The syndrome known as Treacher Collins, or Franceschetti-Zwahlen-Klein, syndrome is a rare genetic disorder with an autosomal-dominant pattern of inheritance. It is named after the British ophthalmologist Edward Treacher Collins (1862 - 1932) who described the essential traits in 1900.1 This developmental disorder has an estimated prevalence

of between 1 in 40 000 and 1 in 70 000 live births.2 In most cases, the

diagnosis is evident at birth.

The features may range from unnoticeable to severe. There are various dysmorphic features and signs affecting the face, skull, ears, eyes, nose, mouth, throat and mental status. Among others, these include hypoplastic zygomas, downward sloping palpebral fissures,

malformed pinnae, abnormalities of the external auditory canal (stenosis or atresia), maldevelopment of the ossicles, absence of middle ear and tympanic spaces, pharyngeal hypoplasia, deficient mandibular rami and a cleft palate. The inner ears are usually normal, but these children may have conductive hearing loss owing to the absence of the middle ears. Although persons with mandibulofacial dysostosis usually have normal intelligence, developmental delay may occur if the hearing loss is not diagnosed. The differential diagnosis includes acrofacial dysostosis, oculoauriculovertebral spectrum and X-linked dominant maxillofacial dysostosis.3 CT or magnetic resonance imaging (MRI) is

usually pursued prior to any surgical intervention.

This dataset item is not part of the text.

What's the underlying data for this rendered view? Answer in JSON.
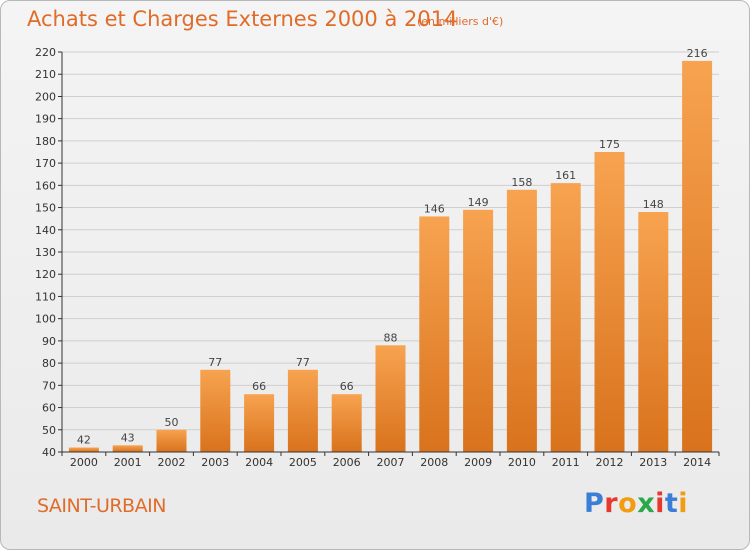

Treatment may require intubation after birth if the airway is compromised. The focus of the intervention is on symptom treatment and correction of anatomical deformities, which will inevitably require a multidisciplinary team approach with quite specific timing of interventions.

1. http://www.whonamedit.com/doctor.cfm/1393.html (accessed 3 November 2010).

2. Gorlin RJ, Cohen MM Jr, Hennekam RCM. Syndromes of the Head and Neck. 4th ed. Oxford, UK: Oxford University Press, 2001.

3. http://emedicine.medscape.com/article/946143-overview (accessed 3 November 2010).

Fig. 1. A 10-year-old girl. The 3D image demonstrates hypoplastic zygomas with downward sloping orbits and atresia of the external auditory canals. The mandible is also hypoplastic with a concave inferior border. There is an artefact in the midline frontal.

Fig. 2. An 11-month-old girl. The 3D image demonstrates the hypoplastic zygomas and mandibilar ramus. The orbits are down-sloping.